Reality: In Montana, generally not the originals, because mail goes through a scanning service. Montana routes incoming personal mail through a third party processor, where your letter or photo is scanned and the digital version is delivered to your person rather than the original paper. The mail is sent to an out of state processing address, not directly to the prison. Books and publications are handled differently and generally must come directly from the publisher or an approved vendor. So before you mail anything, use the correct processing address, follow the format rules, and understand that what reaches your person is a scan of what you sent, while keepsakes and originals will not be delivered.
Myth: Phone calls are going to cost us a fortune.
Reality: Montana actually offers some free communication through tablets. People in Montana facilities are issued tablets, and through the system your person generally gets one free phone call per week, with additional calls at a modest per minute rate, and one free video visit of about ten minutes per week, with additional video time at a higher per minute rate. Communication is set up when your person sends an invitation and you create an account with the vendor. So while it is not unlimited and longer calls do cost money, the weekly free call and free video visit mean staying in touch in Montana does not have to start with a big bill.

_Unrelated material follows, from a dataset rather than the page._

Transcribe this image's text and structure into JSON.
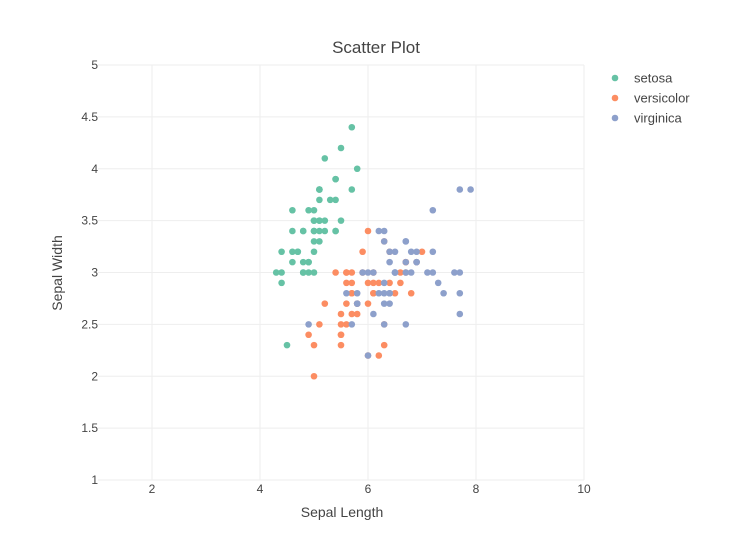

Set up the account when your person sends the invitation.
The bottom line
Montana runs on indeterminate sentencing with an active, independent parole board, and parole eligibility generally starts at one quarter of the sentence, or 30 years for a life sentence. The good time rules depend on the offense date, parole is discretionary and often conditioned on completing programs first, and a granted parole can even be rescinded if the plan changes. Release leads to supervision until discharge. On the practical side, one combined form handles both visiting and money, only certain people can send funds, mail is scanned through an outside service, and tablets provide a free weekly call and video visit. The smartest moves for a family are to confirm the eligibility date and the offense date rules, to support the programming the board wants completed, to submit the combined visit and funds application early, and to set up the tablet communication account. This is general information, not legal advice. For a specific sentence, good time, or parole question, the department, the Board of Pardons and Parole, or an attorney is the right authority.